Plusieurs États se sont d'ailleurs dotés d'une constitution déclarant l'anglais
langue officielle et quelques-uns d'entre eux ont même adopté des lois pour
la promotion de l'anglais ou pour le maintien de certains services en d'autres
langues. En ce moment même, 2
9
États américains
ont adopté l'anglais comme langue officielle. Toutefois,
bien que 21
États n'aient pas adopté l'anglais comme langue officielle,
ils peuvent quand même légiférer en matière de langue.

De façon générale,
on peut affirmer que les Américains ont toujours maintenu dans le
passé des politiques linguistiques restrictives à l'égard
des langues minoritaires sans qu'il n'ait été nécessaire
d'adopter des lois en ce sens.

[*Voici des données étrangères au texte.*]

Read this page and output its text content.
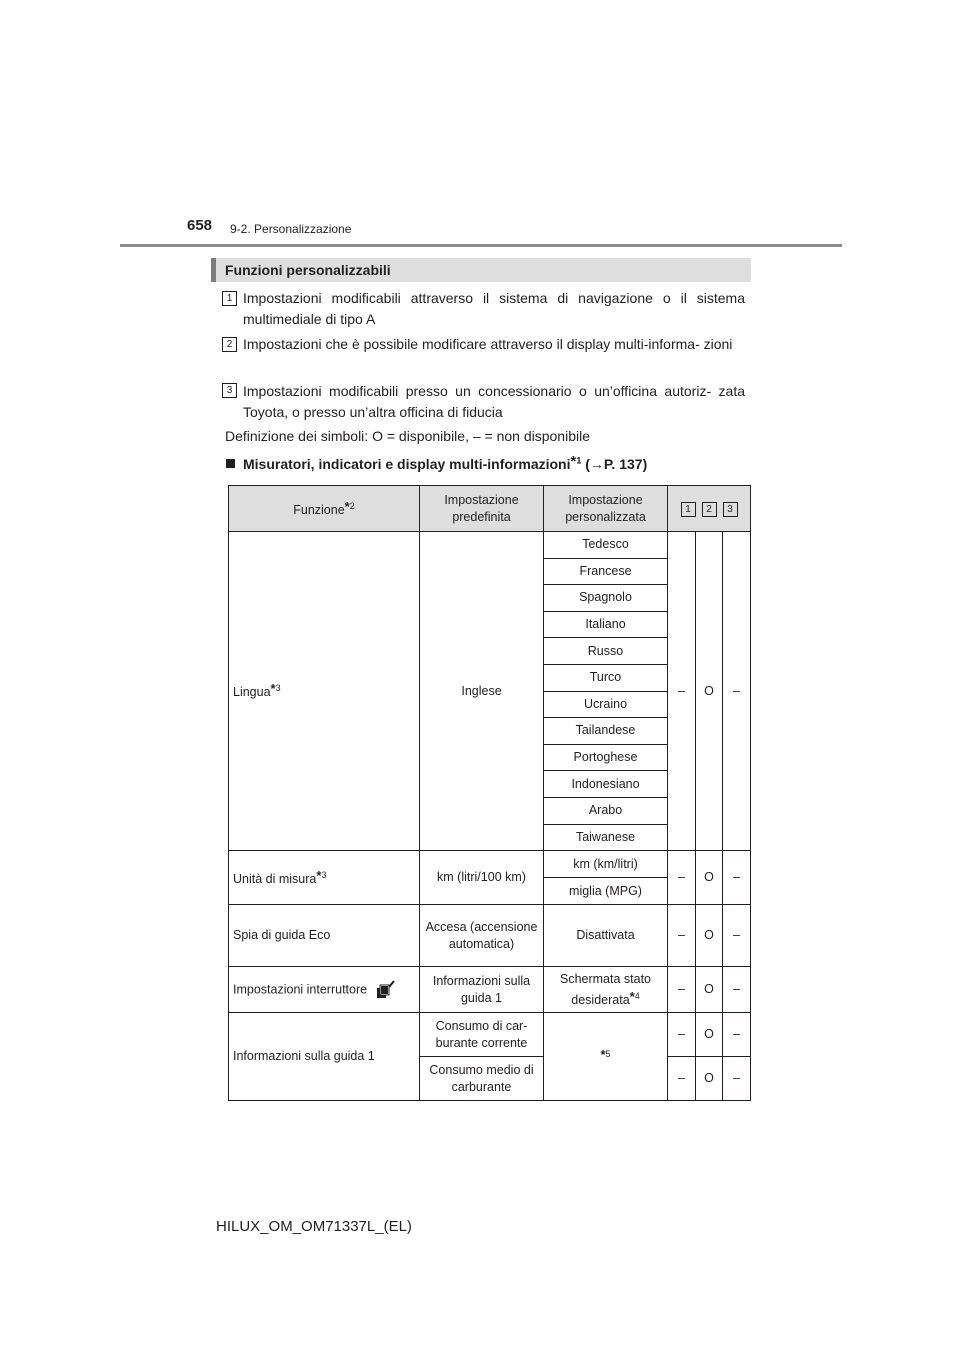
658 9-2. Personalizzazione
Funzioni personalizzabili
1 Impostazioni modificabili attraverso il sistema di navigazione o il sistema multimediale di tipo A
2 Impostazioni che è possibile modificare attraverso il display multi-informa- zioni
3 Impostazioni modificabili presso un concessionario o un’officina autoriz- zata Toyota, o presso un’altra officina di fiducia
Definizione dei simboli: O = disponibile, – = non disponibile
Misuratori, indicatori e display multi-informazioni*$^1$ (→P. 137)
Funzione*$^2$	Impostazione predefinita	Impostazione personalizzata	1 2 3		
Lingua*$^3$	Inglese	Tedesco	–	O	–
		Francese			
		Spagnolo			
		Italiano			
		Russo			
		Turco			
		Ucraino			
		Tailandese			
		Portoghese			
		Indonesiano			
		Arabo			
		Taiwanese			
Unità di misura*$^3$	km (litri/100 km)	km (km/litri)	–	O	–
		miglia (MPG)			
Spia di guida Eco	Accesa (accensione automatica)	Disattivata	–	O	–
Impostazioni interruttore	Informazioni sulla guida 1	Schermata stato desiderata*$^4$	–	O	–
Informazioni sulla guida 1	Consumo di car- burante corrente	*$^5$	–	O	–
	Consumo medio di carburante		–	O	–
HILUX_OM_OM71337L_(EL)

En réalité, bien que la plupart
des Américains ont toujours pensé que l'anglais était
la langue officielle des États-Unis, il n'a existé, avant
1980, aucune loi faisant de l'anglais la langue officielle de la
nation. La situation a bien changé depuis quelques années,
surtout devant la progression démographique des hispanophones.